I packed my shit and left because I knew he wouldn't and never looked back. He ended up back with mommy and daddy 600 miles away thank god. Some poor woman just married him and had his baby. I feel so bad for her.

I ended up marrying my soul mate and although I have to live with SD15 he is worth it to me. I am so glad I didn't stay in that terrible relationship because I was a shell of a person and now I have BD3 and we have a good life together.

I would take your kids and run far away because all they do is blame everyone else for everything and it will go on forever. He will not change no matter what he says and it will get worse. Your kids should not be subjected to that. My daughter is 9 now and she remembers daddy breaking her toys and us locking ourselves in her bedroom and him breaking the door down.

It is your life and you should not let some drunk ruin it for you and your kids. You deserve better.

imjustthemaid's picture

Yes so true. I was his prisoner and I broke free and I wish I could convince everyone else to do the same and take back their life. WHen you are living it it feels like there is no way out and I used to wish I was dead every single day.

I do not believe any child should have to be subjected to that because it emotionally damages them for life. My daughter now 9 cannot handle anyone fighting or getting loud and gets very nervous if she sees someone drinking and she was only 3 yrs old at the time and I tried to shield her from most of it.

Thank god I am now married to a man that does not drink just because he doesn't like to. I don't either and we don't ever argue in front of the kids. My poor BD9 has seen too much and now she has a normal happy life and I thank god every day that I had the strength to get the hell out of there or I know we would probably be dead right now.

I called al anon and they mailed me a pamphlet that changed everything and I realized I was enabling him even when I thought I was not. My family lived 300 miles away and his 600 miles away so I was all alone with a 3 yr old so scared.

Please for the kids find a way to get away from that craziness. Its so scary to a child. My daughter tells me now how afraid she was of him and she thought he was gonna kill us in the middle of the night and so did I. I am so so sorry that I didn't have the strength and courage to leave sooner.

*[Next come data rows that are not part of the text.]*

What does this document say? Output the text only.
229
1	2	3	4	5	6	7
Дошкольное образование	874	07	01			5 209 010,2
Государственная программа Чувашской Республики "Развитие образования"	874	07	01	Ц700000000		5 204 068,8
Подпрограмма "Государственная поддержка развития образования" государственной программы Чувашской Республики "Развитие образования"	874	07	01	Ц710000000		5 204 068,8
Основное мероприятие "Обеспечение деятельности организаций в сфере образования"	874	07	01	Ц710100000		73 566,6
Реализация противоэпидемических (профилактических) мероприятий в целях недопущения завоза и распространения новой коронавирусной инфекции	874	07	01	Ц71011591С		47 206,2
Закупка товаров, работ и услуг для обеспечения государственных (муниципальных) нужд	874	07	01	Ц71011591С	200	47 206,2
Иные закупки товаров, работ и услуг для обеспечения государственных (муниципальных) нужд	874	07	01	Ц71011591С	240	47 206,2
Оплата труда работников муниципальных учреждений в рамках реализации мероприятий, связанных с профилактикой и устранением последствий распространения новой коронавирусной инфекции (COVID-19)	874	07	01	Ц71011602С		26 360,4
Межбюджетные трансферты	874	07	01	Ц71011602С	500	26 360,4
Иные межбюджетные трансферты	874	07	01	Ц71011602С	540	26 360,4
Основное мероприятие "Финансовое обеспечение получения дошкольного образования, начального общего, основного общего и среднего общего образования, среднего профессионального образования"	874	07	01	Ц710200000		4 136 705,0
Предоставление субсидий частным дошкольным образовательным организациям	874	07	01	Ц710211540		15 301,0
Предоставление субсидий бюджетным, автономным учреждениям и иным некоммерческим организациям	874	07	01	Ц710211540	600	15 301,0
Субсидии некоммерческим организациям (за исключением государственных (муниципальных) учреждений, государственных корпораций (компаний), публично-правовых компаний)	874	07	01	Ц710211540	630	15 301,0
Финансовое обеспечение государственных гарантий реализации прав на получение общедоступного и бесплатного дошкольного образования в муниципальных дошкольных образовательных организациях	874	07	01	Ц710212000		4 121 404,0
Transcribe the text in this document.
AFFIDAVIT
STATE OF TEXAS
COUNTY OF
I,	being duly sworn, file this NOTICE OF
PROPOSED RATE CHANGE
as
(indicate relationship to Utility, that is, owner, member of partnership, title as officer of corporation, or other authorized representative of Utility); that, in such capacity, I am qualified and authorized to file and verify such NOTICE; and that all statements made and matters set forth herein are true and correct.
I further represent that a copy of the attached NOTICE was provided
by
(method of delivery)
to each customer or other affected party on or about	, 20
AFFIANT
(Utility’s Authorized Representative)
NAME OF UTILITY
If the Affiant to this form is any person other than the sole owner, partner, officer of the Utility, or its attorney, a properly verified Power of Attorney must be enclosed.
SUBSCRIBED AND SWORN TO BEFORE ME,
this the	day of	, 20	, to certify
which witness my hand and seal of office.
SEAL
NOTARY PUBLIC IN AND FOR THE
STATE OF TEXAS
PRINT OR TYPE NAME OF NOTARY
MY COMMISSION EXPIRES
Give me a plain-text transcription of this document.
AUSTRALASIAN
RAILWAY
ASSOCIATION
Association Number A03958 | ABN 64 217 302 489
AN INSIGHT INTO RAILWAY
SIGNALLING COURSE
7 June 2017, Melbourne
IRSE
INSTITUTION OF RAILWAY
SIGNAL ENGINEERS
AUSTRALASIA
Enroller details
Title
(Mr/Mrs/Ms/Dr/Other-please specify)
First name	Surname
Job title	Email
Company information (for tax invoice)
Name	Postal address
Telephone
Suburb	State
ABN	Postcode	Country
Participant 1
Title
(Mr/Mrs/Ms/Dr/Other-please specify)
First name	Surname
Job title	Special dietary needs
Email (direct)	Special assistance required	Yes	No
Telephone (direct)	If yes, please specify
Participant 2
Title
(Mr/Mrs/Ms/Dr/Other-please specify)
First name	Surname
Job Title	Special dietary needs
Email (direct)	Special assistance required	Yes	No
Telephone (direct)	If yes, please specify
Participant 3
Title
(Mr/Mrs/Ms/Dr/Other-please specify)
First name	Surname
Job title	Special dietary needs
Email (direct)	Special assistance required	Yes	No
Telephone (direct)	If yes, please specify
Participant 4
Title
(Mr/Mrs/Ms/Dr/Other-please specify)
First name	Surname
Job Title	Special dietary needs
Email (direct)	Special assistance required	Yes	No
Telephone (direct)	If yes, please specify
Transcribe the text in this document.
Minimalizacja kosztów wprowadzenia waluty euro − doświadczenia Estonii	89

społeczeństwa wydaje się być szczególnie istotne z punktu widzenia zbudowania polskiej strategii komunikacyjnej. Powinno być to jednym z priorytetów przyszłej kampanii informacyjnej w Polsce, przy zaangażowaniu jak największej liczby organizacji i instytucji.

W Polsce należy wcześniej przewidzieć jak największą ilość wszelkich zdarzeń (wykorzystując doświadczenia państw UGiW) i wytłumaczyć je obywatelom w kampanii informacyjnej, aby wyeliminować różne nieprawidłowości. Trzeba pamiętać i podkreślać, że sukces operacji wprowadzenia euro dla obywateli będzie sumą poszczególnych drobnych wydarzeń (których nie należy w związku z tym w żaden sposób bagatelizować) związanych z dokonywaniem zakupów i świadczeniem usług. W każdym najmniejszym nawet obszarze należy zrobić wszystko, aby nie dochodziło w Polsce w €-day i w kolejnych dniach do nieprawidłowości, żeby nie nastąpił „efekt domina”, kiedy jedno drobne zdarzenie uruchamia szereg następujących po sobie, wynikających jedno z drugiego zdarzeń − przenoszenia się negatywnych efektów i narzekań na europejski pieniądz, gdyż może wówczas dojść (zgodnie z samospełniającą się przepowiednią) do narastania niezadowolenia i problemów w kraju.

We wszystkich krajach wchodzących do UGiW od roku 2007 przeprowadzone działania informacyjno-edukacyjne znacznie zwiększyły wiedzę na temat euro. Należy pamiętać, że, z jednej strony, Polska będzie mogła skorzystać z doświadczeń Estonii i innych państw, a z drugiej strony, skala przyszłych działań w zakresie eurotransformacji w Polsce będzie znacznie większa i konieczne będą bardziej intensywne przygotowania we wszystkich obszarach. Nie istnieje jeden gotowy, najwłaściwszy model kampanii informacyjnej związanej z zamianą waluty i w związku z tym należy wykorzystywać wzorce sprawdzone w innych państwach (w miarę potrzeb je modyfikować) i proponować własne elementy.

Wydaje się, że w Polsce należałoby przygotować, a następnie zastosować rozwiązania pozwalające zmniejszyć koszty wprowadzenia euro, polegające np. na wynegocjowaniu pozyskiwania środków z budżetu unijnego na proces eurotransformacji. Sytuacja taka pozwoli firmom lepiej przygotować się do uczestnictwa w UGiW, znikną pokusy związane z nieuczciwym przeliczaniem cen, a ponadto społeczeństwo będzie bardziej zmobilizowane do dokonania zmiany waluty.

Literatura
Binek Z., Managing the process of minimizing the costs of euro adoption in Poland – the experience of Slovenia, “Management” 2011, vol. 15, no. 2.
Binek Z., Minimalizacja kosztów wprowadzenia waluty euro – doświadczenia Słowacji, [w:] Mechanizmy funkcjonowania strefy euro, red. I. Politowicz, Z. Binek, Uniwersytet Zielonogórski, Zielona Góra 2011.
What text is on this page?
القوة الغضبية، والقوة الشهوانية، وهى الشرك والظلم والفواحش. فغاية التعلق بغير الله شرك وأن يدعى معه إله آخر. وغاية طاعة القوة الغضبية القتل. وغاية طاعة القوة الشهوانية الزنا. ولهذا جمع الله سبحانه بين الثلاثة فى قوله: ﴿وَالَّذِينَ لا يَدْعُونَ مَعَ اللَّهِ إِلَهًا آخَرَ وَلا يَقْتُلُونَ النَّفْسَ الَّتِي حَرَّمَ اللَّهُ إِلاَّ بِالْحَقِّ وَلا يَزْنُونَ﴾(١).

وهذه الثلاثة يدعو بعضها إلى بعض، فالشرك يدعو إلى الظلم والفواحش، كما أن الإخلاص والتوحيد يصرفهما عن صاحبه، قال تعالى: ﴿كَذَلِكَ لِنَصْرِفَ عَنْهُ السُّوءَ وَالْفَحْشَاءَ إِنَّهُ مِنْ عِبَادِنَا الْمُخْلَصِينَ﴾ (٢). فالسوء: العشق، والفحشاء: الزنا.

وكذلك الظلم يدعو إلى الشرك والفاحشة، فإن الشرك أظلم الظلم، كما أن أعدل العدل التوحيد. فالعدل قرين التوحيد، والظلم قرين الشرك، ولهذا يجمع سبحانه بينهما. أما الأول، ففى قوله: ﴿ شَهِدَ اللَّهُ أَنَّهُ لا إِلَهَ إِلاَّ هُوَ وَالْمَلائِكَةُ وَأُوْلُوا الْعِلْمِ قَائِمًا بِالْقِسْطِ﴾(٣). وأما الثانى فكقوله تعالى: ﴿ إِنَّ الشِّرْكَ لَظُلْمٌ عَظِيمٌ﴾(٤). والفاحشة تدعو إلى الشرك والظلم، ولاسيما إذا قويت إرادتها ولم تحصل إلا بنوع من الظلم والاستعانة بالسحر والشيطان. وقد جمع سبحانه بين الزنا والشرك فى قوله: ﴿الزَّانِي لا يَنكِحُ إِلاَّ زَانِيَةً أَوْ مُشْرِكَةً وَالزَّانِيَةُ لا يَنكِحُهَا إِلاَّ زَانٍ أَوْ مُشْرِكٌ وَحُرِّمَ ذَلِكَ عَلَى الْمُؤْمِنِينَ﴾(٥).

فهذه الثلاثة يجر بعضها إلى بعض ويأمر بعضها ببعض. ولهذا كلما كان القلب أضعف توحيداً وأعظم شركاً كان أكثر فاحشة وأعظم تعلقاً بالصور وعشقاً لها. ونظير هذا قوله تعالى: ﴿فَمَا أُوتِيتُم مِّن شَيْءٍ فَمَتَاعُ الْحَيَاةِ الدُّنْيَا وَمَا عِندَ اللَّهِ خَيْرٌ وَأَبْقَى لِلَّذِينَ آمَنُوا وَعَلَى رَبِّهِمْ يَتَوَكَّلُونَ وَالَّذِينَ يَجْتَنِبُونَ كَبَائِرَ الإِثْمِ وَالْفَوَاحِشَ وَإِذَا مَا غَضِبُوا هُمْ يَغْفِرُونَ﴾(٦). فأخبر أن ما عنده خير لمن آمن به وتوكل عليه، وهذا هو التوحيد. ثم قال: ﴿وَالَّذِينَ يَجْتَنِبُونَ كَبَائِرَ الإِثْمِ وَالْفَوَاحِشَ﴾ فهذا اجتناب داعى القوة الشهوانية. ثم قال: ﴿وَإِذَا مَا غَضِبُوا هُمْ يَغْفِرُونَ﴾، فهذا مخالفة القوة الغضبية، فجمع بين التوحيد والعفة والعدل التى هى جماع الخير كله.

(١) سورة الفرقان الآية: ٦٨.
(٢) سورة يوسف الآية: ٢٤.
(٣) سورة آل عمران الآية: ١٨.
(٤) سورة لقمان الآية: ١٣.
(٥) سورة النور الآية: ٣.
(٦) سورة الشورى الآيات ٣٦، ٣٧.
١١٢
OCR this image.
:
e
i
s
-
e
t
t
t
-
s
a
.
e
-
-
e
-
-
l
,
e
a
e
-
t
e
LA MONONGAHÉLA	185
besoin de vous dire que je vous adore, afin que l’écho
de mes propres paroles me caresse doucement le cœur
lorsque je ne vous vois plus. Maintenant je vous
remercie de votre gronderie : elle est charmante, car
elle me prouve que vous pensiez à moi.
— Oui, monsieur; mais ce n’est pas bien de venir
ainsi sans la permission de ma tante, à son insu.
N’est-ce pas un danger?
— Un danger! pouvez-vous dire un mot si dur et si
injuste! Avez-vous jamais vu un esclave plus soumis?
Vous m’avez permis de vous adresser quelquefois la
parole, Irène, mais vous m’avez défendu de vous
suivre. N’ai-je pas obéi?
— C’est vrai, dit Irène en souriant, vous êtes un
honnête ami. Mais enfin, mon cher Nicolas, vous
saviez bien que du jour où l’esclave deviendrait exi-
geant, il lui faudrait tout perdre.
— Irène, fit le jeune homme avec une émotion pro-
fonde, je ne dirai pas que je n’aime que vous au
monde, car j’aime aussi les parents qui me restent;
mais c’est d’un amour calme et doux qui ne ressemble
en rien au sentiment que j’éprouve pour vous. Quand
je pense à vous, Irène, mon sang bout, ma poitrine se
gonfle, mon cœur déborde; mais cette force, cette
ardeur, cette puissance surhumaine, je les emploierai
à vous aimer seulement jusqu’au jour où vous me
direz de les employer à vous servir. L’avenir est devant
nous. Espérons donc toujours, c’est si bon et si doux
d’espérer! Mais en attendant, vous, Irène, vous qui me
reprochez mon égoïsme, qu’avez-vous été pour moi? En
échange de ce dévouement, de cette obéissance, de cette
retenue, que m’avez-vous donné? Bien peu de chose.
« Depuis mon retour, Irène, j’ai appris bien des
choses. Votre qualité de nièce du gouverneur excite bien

Your children deserve to have a happy normal childhood because this man will damage them for life and the damage cannot be undone. You deserve to be happy.

giveitago's picture

You could have him committed? A drunken rage, a terrified family?
I know! Take a road trip, somewhere close by his family and drive off and leave the bastard right there! Put sufficient clothing for him in a bag in your trunk, dump it and him within walking distance of his relatives. You pretend you really need to use the bathroom and pull in at a gas station, he'll want more booze too...right? Then when he goes for a leak in a gas station that's an ideal opportunity right there (wicked evil grin). Leave a note in his stuff...telling him not to come back EVER unless it's with a cop to get the rest of his stuff, which you promptly pack up as soon as you get home. Go to court and get a restraining order, you are terrified of the man! AREN'T YOU!
Of course you will be THE biggest bitch on the planet but I am sure you'll cope LOL.

emotionaly beat up's picture

I grew up with alcholics sweetie, I have only just found your post, I hope by now you have left him or kicked him out. I hope you and your children are safe and well. Please if you have not got him out of your home at this time, then for the sake of your kids do so. It is no life for you, but it is even worse for your helpless kids. My heart goes out to you.